Os realizadores, até agora, aproveitaram seus minutos para apresentar seus filmes como uma chance de protesto contra o processo que tirou a presidente Dilma do poder e as medidas anunciadas pelo governo para a área cultural e também social. O público também tem se manifestado efusivamente, gritando “Fora Temer “ em coro a qualquer oportunidade. Alguns mais empolgados continuam gritando a palavra de ordem mesmo depois de iniciada a projeção do filme, mas por alguns segundos somente e rapidamente o foco volta para a exibição.
Política na tela
Apesar das temáticas diversas, a própria seleção tem se pautado, de uma forma ou outra, por temas sociais ou com abordagens que tocam em assuntos como resistência política ou estética. É o caso do longa de abertura, Cinema Novo, exibido fora de competição, que valoriza, entre outros aspectos, o comprometimento revolucionário do movimento e a temática social da maioria de seus filmes. O longa gaúcho Rifle também critica o modelo predatório de agronegócio e seu protagonista se revolta contra o sistema de forma violenta.

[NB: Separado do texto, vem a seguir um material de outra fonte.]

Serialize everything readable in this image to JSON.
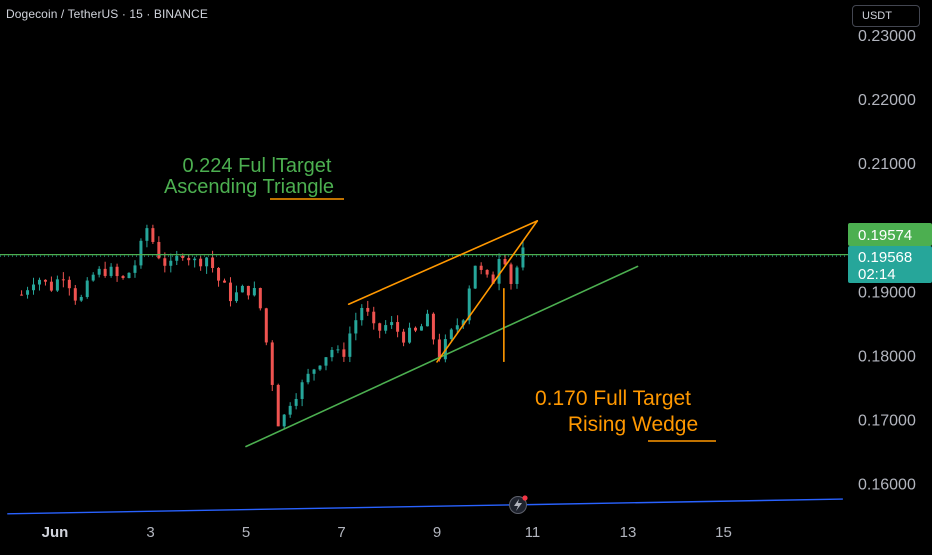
{
  "header": {
    "title": "Dogecoin / TetherUS · 15 · BINANCE",
    "currency": "USDT"
  },
  "colors": {
    "background": "#000000",
    "candle_up": "#26a69a",
    "candle_down": "#ef5350",
    "green_line": "#4caf50",
    "orange_line": "#ff9800",
    "blue_line": "#2962ff",
    "last_price_badge": "#26a69a",
    "level_badge": "#4caf50"
  },
  "chart_data": {
    "type": "candlestick",
    "symbol": "Dogecoin / TetherUS",
    "interval": "15",
    "exchange": "BINANCE",
    "y_axis": {
      "ticks": [
        "0.23000",
        "0.22000",
        "0.21000",
        "0.19000",
        "0.18000",
        "0.17000",
        "0.16000"
      ],
      "ylim": [
        0.1545,
        0.2318
      ]
    },
    "x_axis": {
      "ticks": [
        "Jun",
        "3",
        "5",
        "7",
        "9",
        "11",
        "13",
        "15"
      ],
      "bold_tick": "Jun",
      "day_range": [
        1.0,
        17.5
      ]
    },
    "price_path": [
      [
        0.3,
        0.1895
      ],
      [
        0.6,
        0.1925
      ],
      [
        0.9,
        0.1905
      ],
      [
        1.2,
        0.193
      ],
      [
        1.5,
        0.188
      ],
      [
        1.8,
        0.1925
      ],
      [
        2.1,
        0.1935
      ],
      [
        2.4,
        0.1915
      ],
      [
        2.7,
        0.1945
      ],
      [
        2.93,
        0.2
      ],
      [
        3.15,
        0.196
      ],
      [
        3.4,
        0.1935
      ],
      [
        3.7,
        0.1965
      ],
      [
        3.9,
        0.1945
      ],
      [
        4.2,
        0.1955
      ],
      [
        4.4,
        0.192
      ],
      [
        4.7,
        0.189
      ],
      [
        5.0,
        0.1905
      ],
      [
        5.25,
        0.1895
      ],
      [
        5.45,
        0.181
      ],
      [
        5.7,
        0.1685
      ],
      [
        5.95,
        0.1735
      ],
      [
        6.2,
        0.1755
      ],
      [
        6.5,
        0.179
      ],
      [
        6.8,
        0.181
      ],
      [
        7.0,
        0.1795
      ],
      [
        7.2,
        0.184
      ],
      [
        7.45,
        0.188
      ],
      [
        7.7,
        0.1835
      ],
      [
        8.0,
        0.185
      ],
      [
        8.3,
        0.183
      ],
      [
        8.55,
        0.1835
      ],
      [
        8.8,
        0.1855
      ],
      [
        9.05,
        0.18
      ],
      [
        9.35,
        0.184
      ],
      [
        9.6,
        0.187
      ],
      [
        9.75,
        0.195
      ],
      [
        9.95,
        0.1925
      ],
      [
        10.15,
        0.191
      ],
      [
        10.35,
        0.1975
      ],
      [
        10.55,
        0.1915
      ],
      [
        10.8,
        0.196
      ]
    ],
    "horizontal_line": {
      "price": 0.19574,
      "label": "0.19574"
    },
    "last_price": {
      "price": 0.19568,
      "label": "0.19568",
      "countdown": "02:14"
    },
    "blue_line": {
      "from": [
        0.0,
        0.1553
      ],
      "to": [
        17.5,
        0.1576
      ]
    },
    "annotations": {
      "green_title_line1": "0.224 Ful lTarget",
      "green_title_line2": "Ascending Triangle",
      "orange_title_line1": "0.170  Full Target",
      "orange_title_line2": "Rising Wedge"
    },
    "trendlines": {
      "green_support": {
        "from": [
          5.0,
          0.1658
        ],
        "to": [
          13.2,
          0.1939
        ]
      },
      "orange_upper": {
        "from": [
          7.15,
          0.188
        ],
        "to": [
          11.1,
          0.201
        ]
      },
      "orange_lower": {
        "from": [
          9.0,
          0.179
        ],
        "to": [
          11.1,
          0.201
        ]
      },
      "orange_vertical": {
        "x": 10.4,
        "from_price": 0.1905,
        "to_price": 0.179
      }
    }
  }
}
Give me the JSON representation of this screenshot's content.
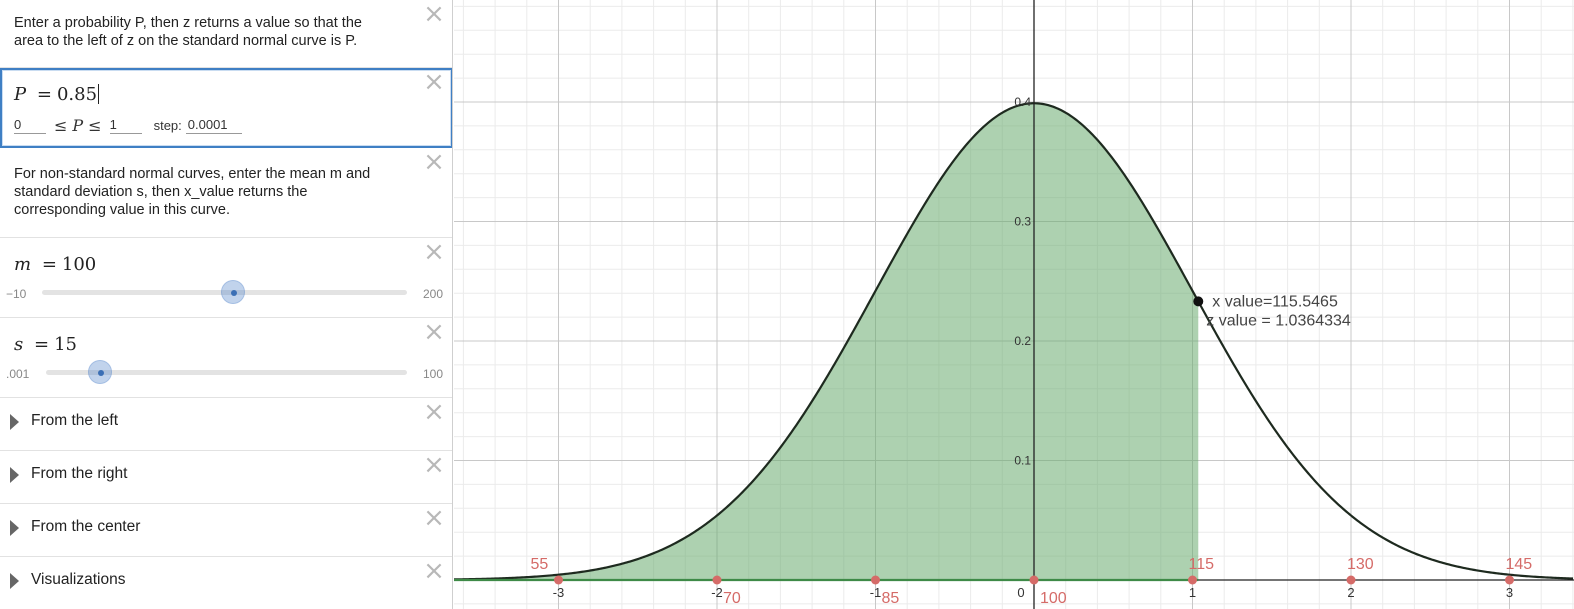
{
  "sidebar": {
    "note1": {
      "line1": "Enter a probability P, then z returns a value so that the",
      "line2": "area to the left of z on the standard normal curve is P."
    },
    "expr_p": {
      "var": "P",
      "eq": "=",
      "value": "0.85",
      "min": "0",
      "max": "1",
      "lim_op_left": "≤",
      "lim_var": "P",
      "lim_op_right": "≤",
      "step_label": "step:",
      "step": "0.0001"
    },
    "note2": {
      "line1": "For non-standard normal curves, enter the mean m and",
      "line2": "standard deviation s, then x_value returns the",
      "line3": "corresponding value in this curve."
    },
    "expr_m": {
      "var": "m",
      "eq": "=",
      "value": "100",
      "min": "−10",
      "max": "200",
      "fraction": 0.524
    },
    "expr_s": {
      "var": "s",
      "eq": "=",
      "value": "15",
      "min": ".001",
      "max": "100",
      "fraction": 0.15
    },
    "folders": [
      {
        "title": "From the left"
      },
      {
        "title": "From the right"
      },
      {
        "title": "From the center"
      },
      {
        "title": "Visualizations"
      }
    ],
    "close_glyph": "×"
  },
  "graph": {
    "annotation": {
      "x_value": "x value=115.5465",
      "z_value": "z value = 1.0364334"
    },
    "x_ticks": [
      "-3",
      "-2",
      "-1",
      "0",
      "1",
      "2",
      "3"
    ],
    "y_ticks": [
      "0.1",
      "0.2",
      "0.3",
      "0.4"
    ],
    "raw_labels": [
      "55",
      "70",
      "85",
      "100",
      "115",
      "130",
      "145"
    ],
    "colors": {
      "shade": "#6aac6f",
      "curve": "#1e2a1f",
      "point": "#d56b68",
      "baseline": "#3e8a47"
    }
  },
  "chart_data": {
    "type": "area",
    "curve": "standard normal density",
    "mean": 0,
    "sd": 1,
    "shaded_upper_z": 1.0364334,
    "xlim": [
      -3.5,
      3.4
    ],
    "ylim": [
      -0.02,
      0.5
    ],
    "x_tick_values": [
      -3,
      -2,
      -1,
      0,
      1,
      2,
      3
    ],
    "y_tick_values": [
      0.1,
      0.2,
      0.3,
      0.4
    ],
    "raw_points": [
      {
        "z": -3,
        "label": "55"
      },
      {
        "z": -2,
        "label": "70"
      },
      {
        "z": -1,
        "label": "85"
      },
      {
        "z": 0,
        "label": "100"
      },
      {
        "z": 1,
        "label": "115"
      },
      {
        "z": 2,
        "label": "130"
      },
      {
        "z": 3,
        "label": "145"
      }
    ],
    "grid": true
  }
}
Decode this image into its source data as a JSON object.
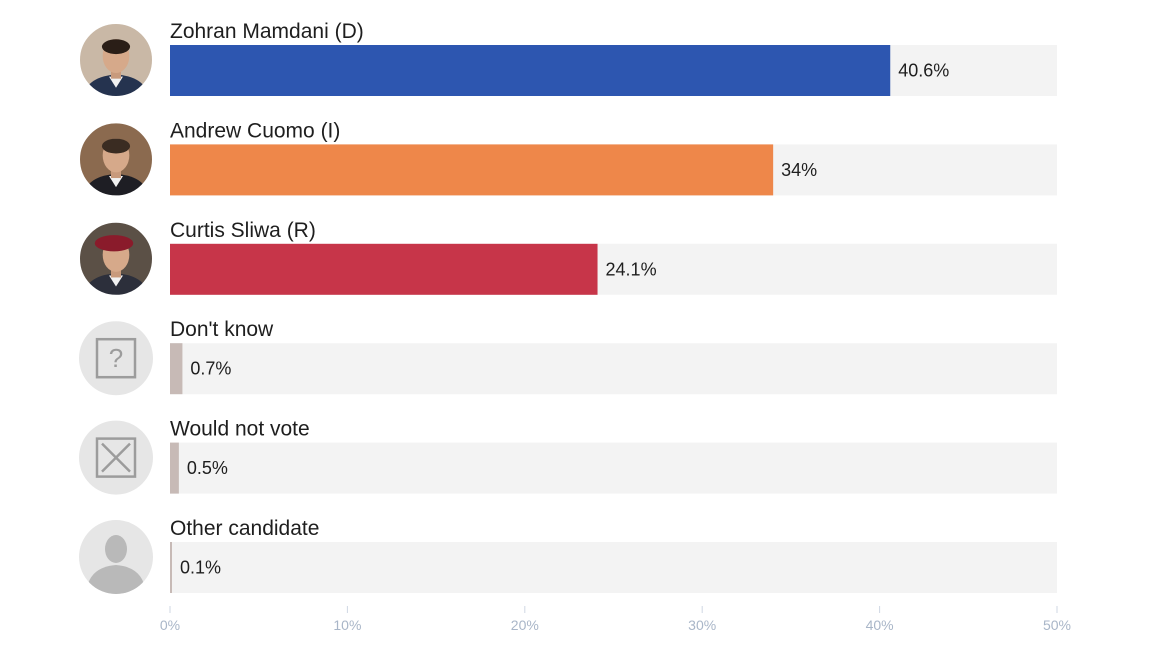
{
  "chart_data": {
    "type": "bar",
    "orientation": "horizontal",
    "categories": [
      "Zohran Mamdani (D)",
      "Andrew Cuomo (I)",
      "Curtis Sliwa (R)",
      "Don't know",
      "Would not vote",
      "Other candidate"
    ],
    "values": [
      40.6,
      34,
      24.1,
      0.7,
      0.5,
      0.1
    ],
    "value_labels": [
      "40.6%",
      "34%",
      "24.1%",
      "0.7%",
      "0.5%",
      "0.1%"
    ],
    "colors": [
      "#2d56b0",
      "#ee874a",
      "#c73549",
      "#c7bab6",
      "#c7bab6",
      "#c7bab6"
    ],
    "track_color": "#f3f3f3",
    "icons": [
      "portrait-photo",
      "portrait-photo",
      "portrait-photo",
      "question-mark-icon",
      "x-box-icon",
      "person-silhouette-icon"
    ],
    "xlim": [
      0,
      50
    ],
    "xticks": [
      "0%",
      "10%",
      "20%",
      "30%",
      "40%",
      "50%"
    ],
    "grid": false,
    "legend": "none"
  }
}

Martírio, documentário de Vincent Carelli sobre a resistência dos Guarani-Kaiowá frente ao Congresso e ao poder da elite do agronegócio, é um envolvente manifesto contra a bancada ruralista na Câmara e no Senado. O Último Trago, longa de ficção do Ceará, tem como protagonistas representantes de grupos como índios, negros e mulheres, tradicionalmente as maiores vítimas das desigualdades sociais e da violência desde a colonização.
Em um dos curtas mais aplaudidos, Estado Itinerante, a violência contra a mulher grita na tela, no caso uma cobradora de ônibus. A diretora Ana Carolina Soares criticou uma medida recente no sistema de transporte em Belo Horizonte, que é a extinção dos cobradores de ônibus, resultado, segundo a cineasta, do total descompromisso com os trabalhadores e o consequente aumento do desemprego.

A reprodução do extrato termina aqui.